In weighing birth control options, "How much is plan B?" is a vital question to ask. Each birth control method differs from the other, and these differences aren't manifested only in terms of cost. They differ in the way they are administered, in how often they need to be used, in how long they stay effective, in their possible side effects, and others. Also, each birth control method needs to fit the needs of the person who wants to use it, so it's mostly on a case-by-case basis. However, before even beginning to weigh these options, people first need to understand exactly what this is all about.
Birth control or contraception is an important aspect of family planning. All living beings are precious, and the quality of life is something we need to guard conscientiously. When babies are born in this world, it should be because they are wanted. It should be because their parents are excited to see them and give them full, quality lives. Raising a child is an enormous responsibility, and only those who are ready to take that responsibility should do it.
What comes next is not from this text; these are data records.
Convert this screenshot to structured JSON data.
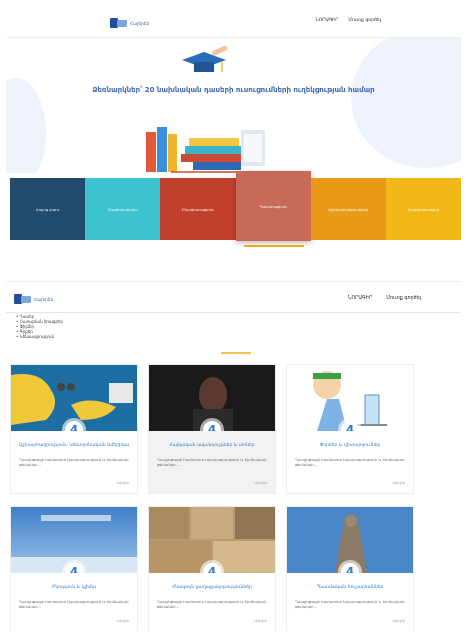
{
  "top": {
    "logo_text": "Հայերեն",
    "nav": [
      "ՆՈՐԱԳԻՐ",
      "Մուտք գործել"
    ],
    "hero_title": "Ձեռնարկներ՝ 20 նախնական դասերի ուսուցումների ուղեկցության համար",
    "categories": [
      {
        "label": "Հայոց լեզու",
        "color": "#1e4b6e"
      },
      {
        "label": "Մաթեմատիկա",
        "color": "#3cc3cf"
      },
      {
        "label": "Բնագիտություն",
        "color": "#c0402b"
      },
      {
        "label": "Պատմություն",
        "color": "#c86a58"
      },
      {
        "label": "Աշխարհագրություն",
        "color": "#e89a18"
      },
      {
        "label": "Գրականություն",
        "color": "#f1b818"
      }
    ]
  },
  "bottom": {
    "logo_text": "Հայերեն",
    "nav": [
      "ՆՈՐԱԳԻՐ",
      "Մուտք գործել"
    ],
    "list": [
      "Դասեր",
      "Ուսուցման ծրագրեր",
      "Ֆիլմեր",
      "Գրքեր",
      "Կենսագրություն"
    ],
    "cards": [
      {
        "title": "Աշխարհագրություն: Կենտրոնական Ամերիկա",
        "desc": "Դասընթացի համառոտ նկարագրություն և հիմնական թեմաներ...",
        "more": "Ավելին",
        "grade": "4"
      },
      {
        "title": "Հայկական ավանդույթներ և տոներ",
        "desc": "Դասընթացի համառոտ նկարագրություն և հիմնական թեմաներ...",
        "more": "Ավելին",
        "grade": "4"
      },
      {
        "title": "Փորձեր և դիտարկումներ",
        "desc": "Դասընթացի համառոտ նկարագրություն և հիմնական թեմաներ...",
        "more": "Ավելին",
        "grade": "4"
      },
      {
        "title": "Բնություն և կլիմա",
        "desc": "Դասընթացի համառոտ նկարագրություն և հիմնական թեմաներ...",
        "more": "Ավելին",
        "grade": "4"
      },
      {
        "title": "Հնագույն քաղաքակրթություններ",
        "desc": "Դասընթացի համառոտ նկարագրություն և հիմնական թեմաներ...",
        "more": "Ավելին",
        "grade": "4"
      },
      {
        "title": "Պատմական հուշարձաններ",
        "desc": "Դասընթացի համառոտ նկարագրություն և հիմնական թեմաներ...",
        "more": "Ավելին",
        "grade": "4"
      }
    ]
  }
}
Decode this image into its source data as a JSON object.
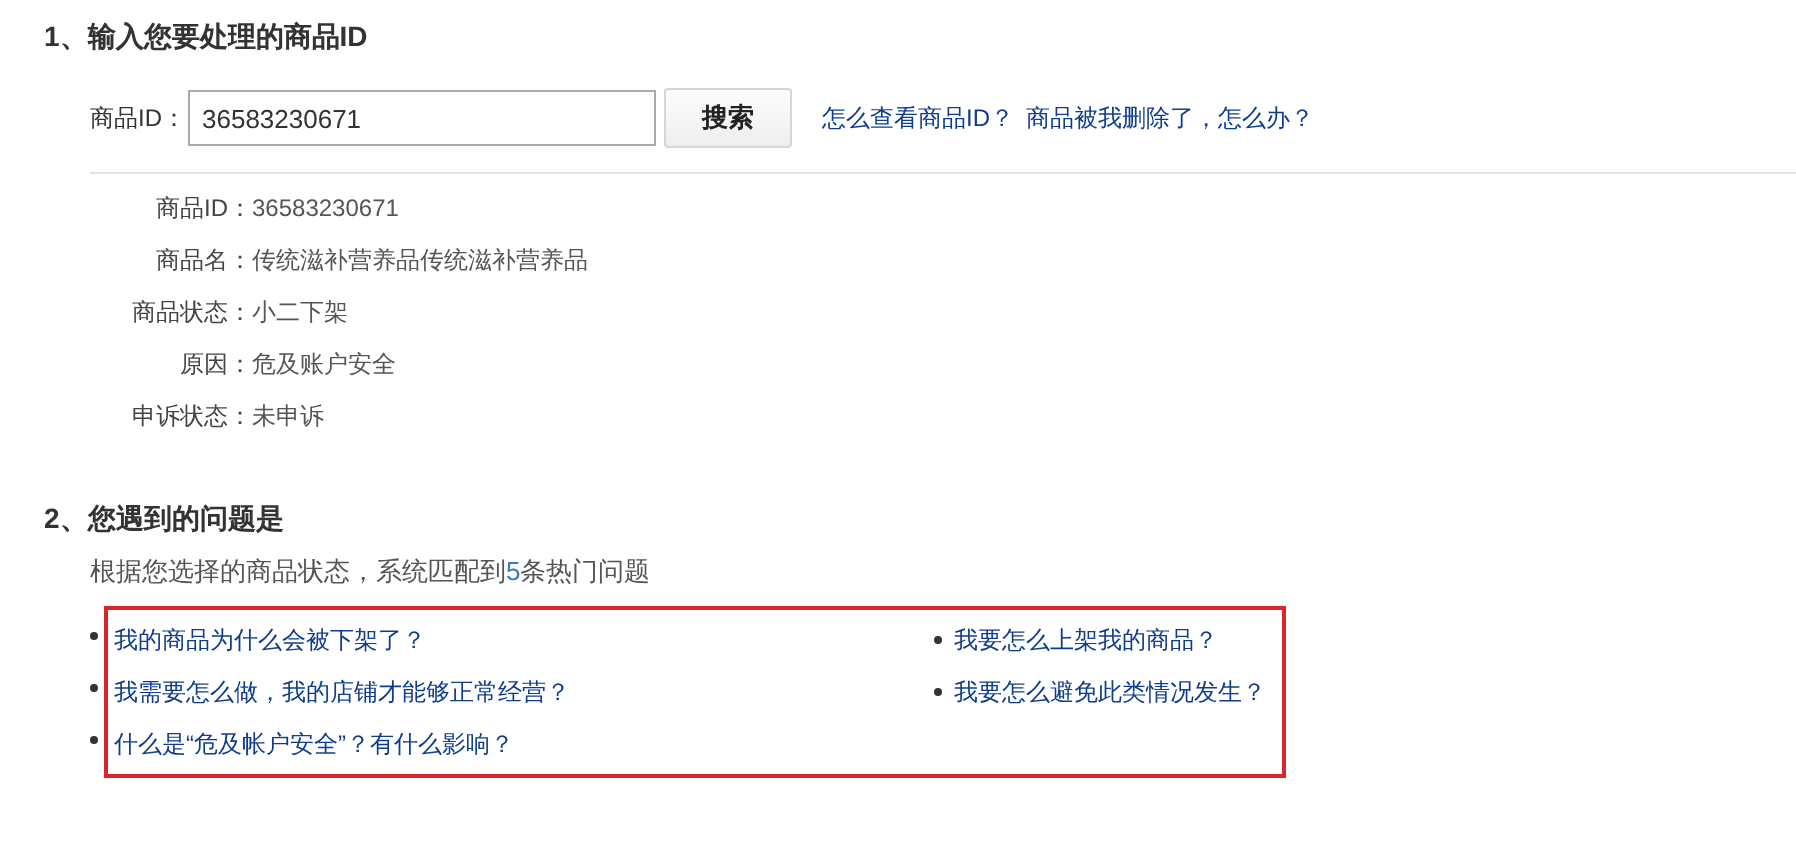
{
  "section_1": {
    "title": "1、输入您要处理的商品ID",
    "search": {
      "label": "商品ID：",
      "value": "36583230671",
      "button": "搜索",
      "links": [
        "怎么查看商品ID？",
        "商品被我删除了，怎么办？"
      ]
    },
    "details": [
      {
        "label": "商品ID：",
        "value": "36583230671"
      },
      {
        "label": "商品名：",
        "value": "传统滋补营养品传统滋补营养品"
      },
      {
        "label": "商品状态：",
        "value": "小二下架"
      },
      {
        "label": "原因：",
        "value": "危及账户安全"
      },
      {
        "label": "申诉状态：",
        "value": "未申诉"
      }
    ]
  },
  "section_2": {
    "title": "2、您遇到的问题是",
    "summary": {
      "before": "根据您选择的商品状态，系统匹配到",
      "count": "5",
      "after": "条热门问题"
    },
    "questions_left": [
      "我的商品为什么会被下架了？",
      "我需要怎么做，我的店铺才能够正常经营？",
      "什么是“危及帐户安全”？有什么影响？"
    ],
    "questions_right": [
      "我要怎么上架我的商品？",
      "我要怎么避免此类情况发生？"
    ]
  }
}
This is precisely one of the reasons why contraceptives exist. Contraceptives are there to prevent any unwanted pregnancies, thereby ensuring the quality of life - not only for the babies that do get born, but for the children who are already here. Various methods of birth control have been used to plan the spacing between children, and families are all the better for it. Timing is a very important part of family planning, because not only should they ask themselves if they are responsible enough to raise a child, they should also ask themselves if NOW is a good time to do so. This proactive stance parents take is admirable, because it shows that they are really giving a lot of thought into planning their family life.
Of course, this isn't just about family planning. It is also useful for a lot of health reasons. Some contraceptives have been used to prevent the spreading of sexually transmitted diseases, which continue to affect so many people everywhere in the world. We live in different times, and people are free to make their own choices, but to be responsible about those choices is another thing. No sexually active adult in the right mind would risk contracting a sexually transmitted disease if properly educated about it and the ways to prevent it. This is another reason why contraceptives exist.
At the end of the day, this is about the choices we make. Choosing to practice birth control is actually about taking responsibility for your sexual life. But the choice does not end there. Birth control is not a bag of jelly beans that people pick randomly from. You know your individual needs, so the next step is to fit those needs with the various options available. The bottom line is that it's important to make an informed choice when it comes to birth control, and because information is now readily available, this shouldn't be too hard to do.